By Andrew Jonathan S. Bagaoisan
BULUAN, MAGUINDANAO–The rural air is occasionally broken by blaring music. It’s different from the familiar amplified chants calling Muslims to prayer five times a day. The sources of the music: roving rented mini-pickups packed with speakers and dressed in campaign posters.
One vehicle plays a down-tempo, pop tune repeating the nickname of a provincial candidate as a chorus. Another passes by moments later, blasting a rap-style song in Maguindanaoan extolling the virtues of another candidate.

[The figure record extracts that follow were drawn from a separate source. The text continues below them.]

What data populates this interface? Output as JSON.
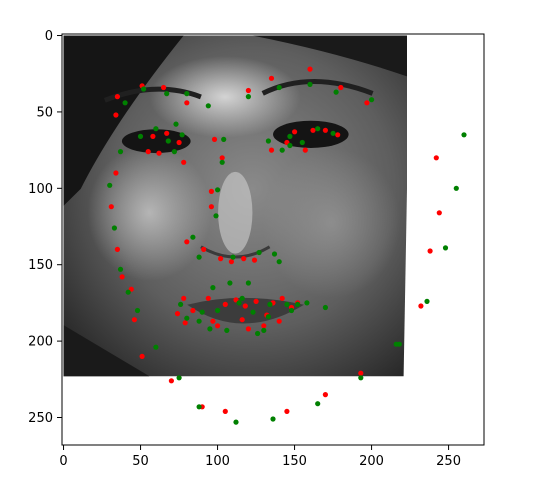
{
  "chart_data": {
    "type": "scatter",
    "title": "",
    "xlabel": "",
    "ylabel": "",
    "xlim": [
      -1,
      273
    ],
    "ylim": [
      268,
      -1
    ],
    "y_inverted": true,
    "grid": false,
    "legend": "none",
    "x_ticks": [
      0,
      50,
      100,
      150,
      200,
      250
    ],
    "y_ticks": [
      0,
      50,
      100,
      150,
      200,
      250
    ],
    "image": {
      "description_icon": "grayscale-face-photo-icon",
      "extent_x": [
        0,
        223
      ],
      "extent_y": [
        0,
        223
      ],
      "visible_region": "rotated-face-crop-with-white-corner"
    },
    "series": [
      {
        "color": "#ff0000",
        "points": [
          [
            35,
            40
          ],
          [
            34,
            52
          ],
          [
            34,
            90
          ],
          [
            31,
            112
          ],
          [
            35,
            140
          ],
          [
            38,
            158
          ],
          [
            44,
            166
          ],
          [
            46,
            186
          ],
          [
            51,
            210
          ],
          [
            70,
            226
          ],
          [
            90,
            243
          ],
          [
            105,
            246
          ],
          [
            145,
            246
          ],
          [
            170,
            235
          ],
          [
            193,
            221
          ],
          [
            232,
            177
          ],
          [
            238,
            141
          ],
          [
            242,
            80
          ],
          [
            244,
            116
          ],
          [
            51,
            33
          ],
          [
            65,
            34
          ],
          [
            80,
            44
          ],
          [
            120,
            36
          ],
          [
            135,
            28
          ],
          [
            160,
            22
          ],
          [
            180,
            34
          ],
          [
            197,
            44
          ],
          [
            55,
            76
          ],
          [
            62,
            77
          ],
          [
            58,
            66
          ],
          [
            67,
            64
          ],
          [
            75,
            70
          ],
          [
            78,
            83
          ],
          [
            145,
            70
          ],
          [
            150,
            63
          ],
          [
            157,
            75
          ],
          [
            162,
            62
          ],
          [
            170,
            62
          ],
          [
            178,
            65
          ],
          [
            135,
            75
          ],
          [
            98,
            68
          ],
          [
            103,
            80
          ],
          [
            96,
            102
          ],
          [
            96,
            112
          ],
          [
            80,
            135
          ],
          [
            91,
            140
          ],
          [
            102,
            146
          ],
          [
            109,
            148
          ],
          [
            117,
            146
          ],
          [
            124,
            147
          ],
          [
            74,
            182
          ],
          [
            79,
            188
          ],
          [
            84,
            180
          ],
          [
            94,
            172
          ],
          [
            97,
            187
          ],
          [
            100,
            190
          ],
          [
            105,
            176
          ],
          [
            112,
            173
          ],
          [
            118,
            177
          ],
          [
            116,
            186
          ],
          [
            120,
            192
          ],
          [
            130,
            190
          ],
          [
            132,
            183
          ],
          [
            125,
            174
          ],
          [
            136,
            175
          ],
          [
            142,
            172
          ],
          [
            148,
            178
          ],
          [
            152,
            175
          ],
          [
            140,
            187
          ],
          [
            78,
            172
          ]
        ]
      },
      {
        "color": "#008000",
        "points": [
          [
            40,
            44
          ],
          [
            37,
            76
          ],
          [
            30,
            98
          ],
          [
            33,
            126
          ],
          [
            37,
            153
          ],
          [
            42,
            168
          ],
          [
            48,
            180
          ],
          [
            60,
            204
          ],
          [
            75,
            224
          ],
          [
            88,
            243
          ],
          [
            112,
            253
          ],
          [
            136,
            251
          ],
          [
            165,
            241
          ],
          [
            193,
            224
          ],
          [
            218,
            202
          ],
          [
            216,
            202
          ],
          [
            236,
            174
          ],
          [
            248,
            139
          ],
          [
            255,
            100
          ],
          [
            260,
            65
          ],
          [
            52,
            35
          ],
          [
            67,
            38
          ],
          [
            80,
            38
          ],
          [
            94,
            46
          ],
          [
            120,
            40
          ],
          [
            140,
            34
          ],
          [
            160,
            32
          ],
          [
            177,
            37
          ],
          [
            200,
            42
          ],
          [
            50,
            66
          ],
          [
            60,
            61
          ],
          [
            68,
            69
          ],
          [
            73,
            58
          ],
          [
            77,
            65
          ],
          [
            72,
            76
          ],
          [
            103,
            83
          ],
          [
            104,
            68
          ],
          [
            133,
            69
          ],
          [
            142,
            75
          ],
          [
            147,
            66
          ],
          [
            155,
            70
          ],
          [
            165,
            61
          ],
          [
            175,
            64
          ],
          [
            147,
            72
          ],
          [
            100,
            101
          ],
          [
            99,
            118
          ],
          [
            84,
            132
          ],
          [
            88,
            145
          ],
          [
            110,
            145
          ],
          [
            127,
            142
          ],
          [
            137,
            143
          ],
          [
            140,
            148
          ],
          [
            76,
            176
          ],
          [
            80,
            185
          ],
          [
            88,
            187
          ],
          [
            90,
            181
          ],
          [
            97,
            165
          ],
          [
            95,
            192
          ],
          [
            100,
            180
          ],
          [
            106,
            193
          ],
          [
            108,
            162
          ],
          [
            114,
            175
          ],
          [
            120,
            162
          ],
          [
            116,
            172
          ],
          [
            123,
            181
          ],
          [
            126,
            195
          ],
          [
            130,
            193
          ],
          [
            134,
            176
          ],
          [
            145,
            176
          ],
          [
            148,
            180
          ],
          [
            133,
            184
          ],
          [
            152,
            176
          ],
          [
            158,
            175
          ],
          [
            170,
            178
          ]
        ]
      }
    ]
  }
}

It’s my second election coverage here in Maguindanao. With me are the same reporter, a few same crew mates, and some newbies to this election hotspot. Some elements have changed in three years, the sound of campaign jingles one pleasant surprise.
Our haunts have changed too, mirroring the changes in local politics. Since we arrived, we’ve set up our live point outside the Rajah Buayan Silongan Peace Center here in Buluan–the de facto capitol building which was not around in 2010.
Last election, we were stationed outside the provincial complex in capital Shariff Aguak. The capitol there is still imposing but unoccupied. The compound’s sole tenants are a brigade of soldiers.
We merely pass by Shariff Aguak on our two-to-three-hour trips from Cotabato City. The standout mansions of the Ampatuans still loom near the capitol, yet even this bailiwick of the clan seems less hushed than it looked before. More residents roam the town center, and the campaign posters are more varied.